If you want to try resending your message, leave another note here when you've done it and I'll go check my spam folder.

As for your assertion that I answer only "fan" e-mails, you couldn't be more wrong. In fact I spend a great deal of time answering cranky e-mails--and rude comments made here on this blog.

Anonymous said...

(There was a link to this post in RWA's e-notes, by the way! Which is why my comment here is coming in so far after the fact...)

Brenda, I certainly can respect your stance that, as you don't think you'd be an effective contest judge, you won't be one. That certainly makes sense!

I would just say, as far as the Rita goes, the entry fee does not go to the judges -- it goes for administration, paperwork, postage, etc etc. So there were five volunteer judges who judged your Rita entry... I suspect that's the "moral obligation" that some may have hinted to you about -- that many entrants feel that it's only fair for you to "do your share" as far as the Rita goes, because you did enter.

Of course, there are many other ways to give service to RWA! And that's something that people often forget.

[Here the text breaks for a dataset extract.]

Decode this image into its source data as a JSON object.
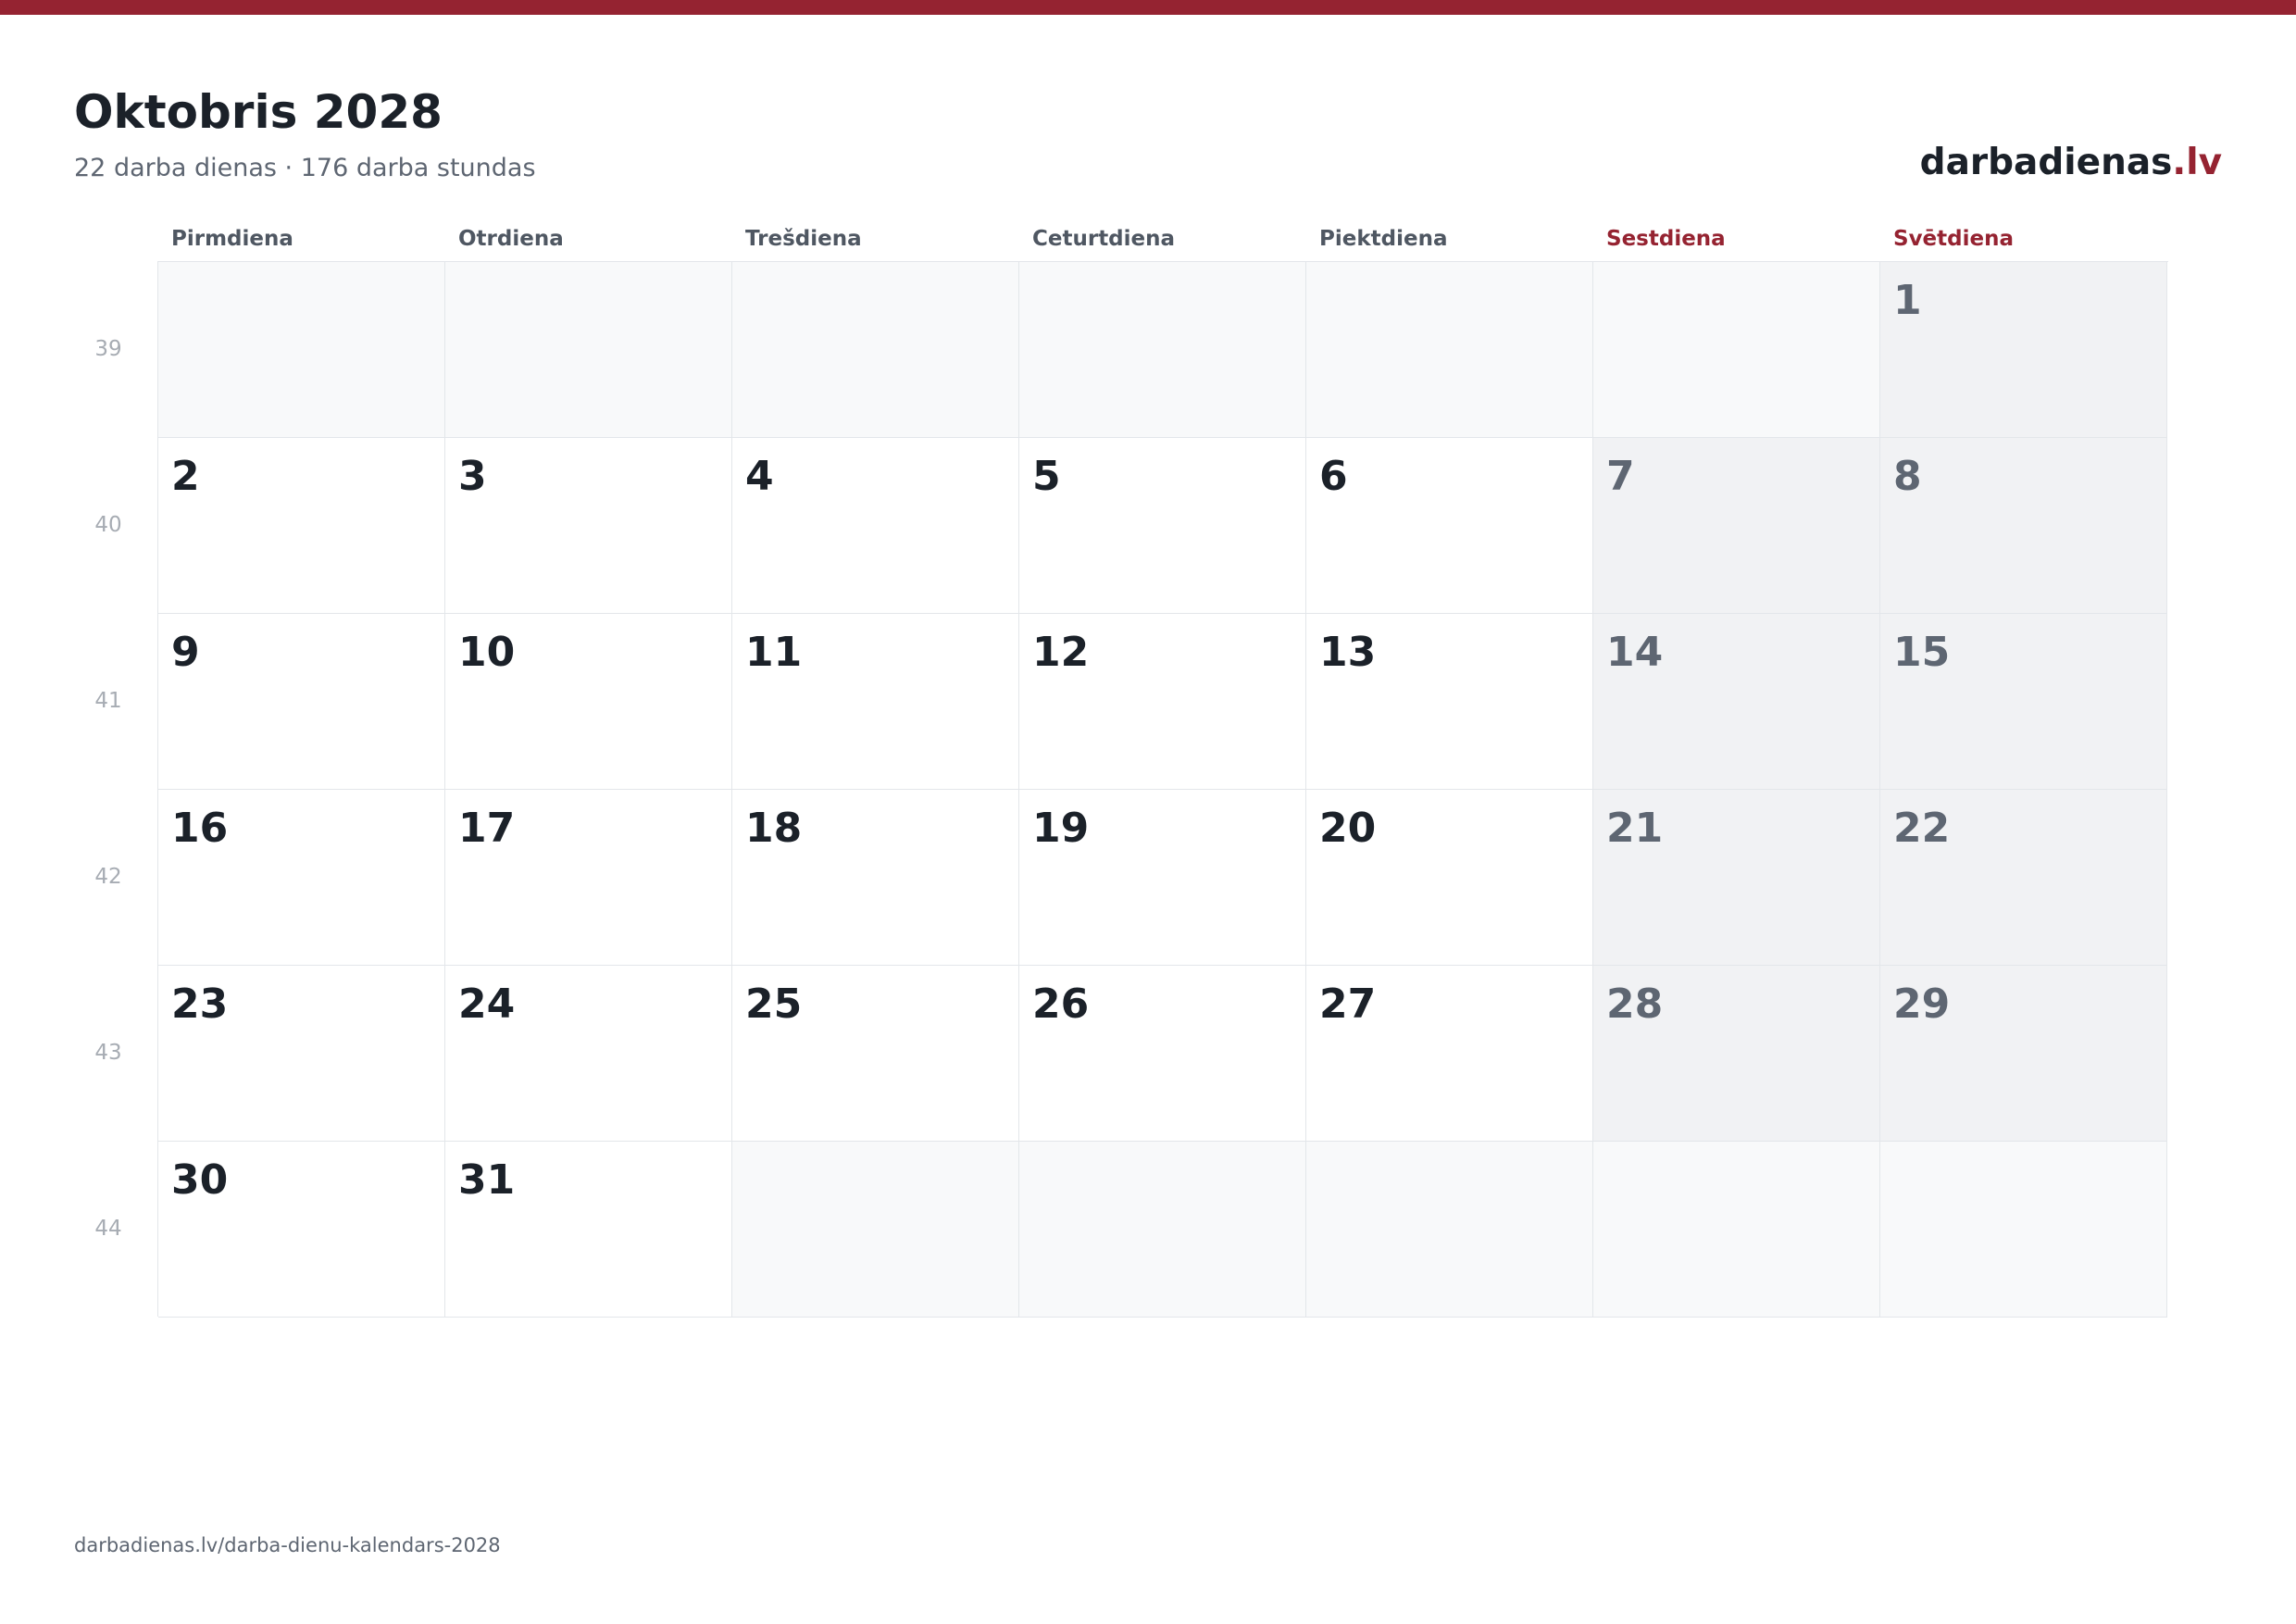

Anyway, that's my take on it, for what it's worth... :-)

JulieLeto said...

Brenda, I judge...but I TOTALLY RESPECT your decision not to. Don't let the haters get you down. Judging isn't for everyone.

I'm the Judges Coordinator for my chapter's contest and have been for years. We have some super-talented authors who are not allowed to judge because, honestly, they're not good at it. They are fabulous writers and giving individuals, but judging a writer's contest is not their thing.

Just like I can't do math. We all have our strengths.

I don't like that you're "forced" to judge the RITA because that's not going to put you in a good mood when you're reading what might be my book, LOL!

Brenda Coulter said...

...that's not going to put you in a good mood when you're reading what might be my book, LOL!

[Chuckle.] Well, I really do try not to take my impatience out on the authors. In fact, my scores might be a little inflated because I'm so afraid of being unfair!